La mujer tiene una sexualidad secundaria; el varón tiene una sexualidad súbita, es decir, es más vulnerable. A veces dice la mujer:

—“Me voy fuera unos meses, mi marido se porta bien y es bueno, así que no pasa nada”.

—“Por eso, porque es muy bueno, te lo pueden bajar”-, le podríamos decir.

La mujer tiene un alma concéntrica, y quiere encontrar apoyo en el varón. Para una mujer el amor lo es todo. Para el varón el amor es un capítulo, aunque hay sus excepciones.

Hombre y mujer somos diferentes. ¡Viva la diferencia!, dicen los franceses.

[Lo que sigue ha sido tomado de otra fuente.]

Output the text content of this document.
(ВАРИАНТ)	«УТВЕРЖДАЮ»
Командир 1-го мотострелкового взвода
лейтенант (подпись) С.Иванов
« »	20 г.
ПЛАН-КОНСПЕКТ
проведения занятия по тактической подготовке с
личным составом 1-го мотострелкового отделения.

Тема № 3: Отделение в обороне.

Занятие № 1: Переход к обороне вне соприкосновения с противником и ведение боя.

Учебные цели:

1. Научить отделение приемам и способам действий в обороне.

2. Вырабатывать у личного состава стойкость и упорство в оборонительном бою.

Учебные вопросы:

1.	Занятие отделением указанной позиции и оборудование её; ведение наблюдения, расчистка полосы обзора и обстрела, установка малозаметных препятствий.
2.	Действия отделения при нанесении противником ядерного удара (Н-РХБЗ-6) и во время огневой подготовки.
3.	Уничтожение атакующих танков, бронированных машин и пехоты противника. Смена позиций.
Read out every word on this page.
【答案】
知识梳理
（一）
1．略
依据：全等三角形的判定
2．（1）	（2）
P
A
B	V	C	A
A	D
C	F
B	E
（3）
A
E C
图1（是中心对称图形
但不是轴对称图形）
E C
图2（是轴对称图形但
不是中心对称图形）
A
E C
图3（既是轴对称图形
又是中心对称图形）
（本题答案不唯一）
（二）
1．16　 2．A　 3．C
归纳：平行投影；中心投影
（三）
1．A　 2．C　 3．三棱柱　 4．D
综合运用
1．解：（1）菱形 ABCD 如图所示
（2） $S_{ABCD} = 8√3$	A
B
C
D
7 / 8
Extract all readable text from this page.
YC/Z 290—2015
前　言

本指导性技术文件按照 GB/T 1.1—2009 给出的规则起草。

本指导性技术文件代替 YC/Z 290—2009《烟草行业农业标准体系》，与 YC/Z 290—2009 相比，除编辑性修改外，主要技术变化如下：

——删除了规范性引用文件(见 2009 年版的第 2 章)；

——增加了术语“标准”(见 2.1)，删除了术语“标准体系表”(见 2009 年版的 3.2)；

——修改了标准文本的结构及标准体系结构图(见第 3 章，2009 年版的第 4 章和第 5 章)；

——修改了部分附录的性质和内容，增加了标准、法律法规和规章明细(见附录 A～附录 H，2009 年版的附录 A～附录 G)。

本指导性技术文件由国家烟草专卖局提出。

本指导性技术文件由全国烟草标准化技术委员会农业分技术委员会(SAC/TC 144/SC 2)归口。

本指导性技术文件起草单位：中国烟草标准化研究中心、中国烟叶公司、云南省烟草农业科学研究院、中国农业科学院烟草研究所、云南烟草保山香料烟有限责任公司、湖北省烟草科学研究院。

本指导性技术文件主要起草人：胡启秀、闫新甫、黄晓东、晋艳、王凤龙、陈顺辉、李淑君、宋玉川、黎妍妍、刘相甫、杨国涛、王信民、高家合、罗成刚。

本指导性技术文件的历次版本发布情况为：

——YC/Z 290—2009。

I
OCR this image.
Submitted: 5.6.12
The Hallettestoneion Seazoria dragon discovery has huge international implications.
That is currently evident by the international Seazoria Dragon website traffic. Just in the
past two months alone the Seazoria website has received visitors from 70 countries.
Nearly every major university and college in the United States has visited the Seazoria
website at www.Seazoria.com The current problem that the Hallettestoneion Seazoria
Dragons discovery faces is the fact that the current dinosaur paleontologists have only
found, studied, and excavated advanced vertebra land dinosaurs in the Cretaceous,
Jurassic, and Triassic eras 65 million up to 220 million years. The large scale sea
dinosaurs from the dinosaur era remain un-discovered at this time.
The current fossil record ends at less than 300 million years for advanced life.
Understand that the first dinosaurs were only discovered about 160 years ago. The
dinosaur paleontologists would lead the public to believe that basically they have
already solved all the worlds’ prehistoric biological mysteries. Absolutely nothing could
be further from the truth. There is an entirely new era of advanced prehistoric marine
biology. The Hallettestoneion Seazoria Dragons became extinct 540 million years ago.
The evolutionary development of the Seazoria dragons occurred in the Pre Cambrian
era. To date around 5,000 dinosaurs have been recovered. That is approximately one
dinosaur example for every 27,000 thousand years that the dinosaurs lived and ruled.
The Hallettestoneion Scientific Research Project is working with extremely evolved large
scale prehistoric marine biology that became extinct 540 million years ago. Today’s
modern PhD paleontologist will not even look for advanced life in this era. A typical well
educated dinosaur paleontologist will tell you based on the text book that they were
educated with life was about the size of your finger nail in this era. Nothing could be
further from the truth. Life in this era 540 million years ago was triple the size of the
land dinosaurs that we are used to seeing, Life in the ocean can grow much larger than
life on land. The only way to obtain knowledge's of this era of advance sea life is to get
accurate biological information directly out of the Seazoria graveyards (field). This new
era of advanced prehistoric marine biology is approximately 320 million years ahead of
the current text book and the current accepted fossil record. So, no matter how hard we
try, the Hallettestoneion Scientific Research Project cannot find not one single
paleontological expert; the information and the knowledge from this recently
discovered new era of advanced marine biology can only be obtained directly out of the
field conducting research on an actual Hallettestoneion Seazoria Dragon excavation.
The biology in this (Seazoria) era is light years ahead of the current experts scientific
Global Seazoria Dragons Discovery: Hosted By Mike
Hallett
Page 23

Ovidio dice que la mujer va al teatro –no para ver- sino para que la vean. A casi todos nos importa la imagen exterior y se nos olvida que hay también una interioridad que cultivar.

Dice Mafalda que, hay mujeres tan complicadas que cuando se aparece el príncipe azul, no es el tono de azul que querían.

Sean Covey escribe: “Cuando oigo decir que algunos adolescentes tienen relaciones sexuales porque no pueden controlar sus hormonas, se da por hecho de que eres incapaz de controlar tus impulsos. No somos perros en celo. Un adolescente relata: Mi exnovia quería tener relaciones sexuales, pero yo me negué. Ella no dejaba de presionarme y eso me confundía mucho. Ella me gustaba –literal-. Supongo que consiguió lo que quería con su siguiente novio, aunque terminaron. El mes pasado me dijo que yo era el único chico que respetaba a las mujeres y no las usaba. Añadió que quisiera seguir conmigo”.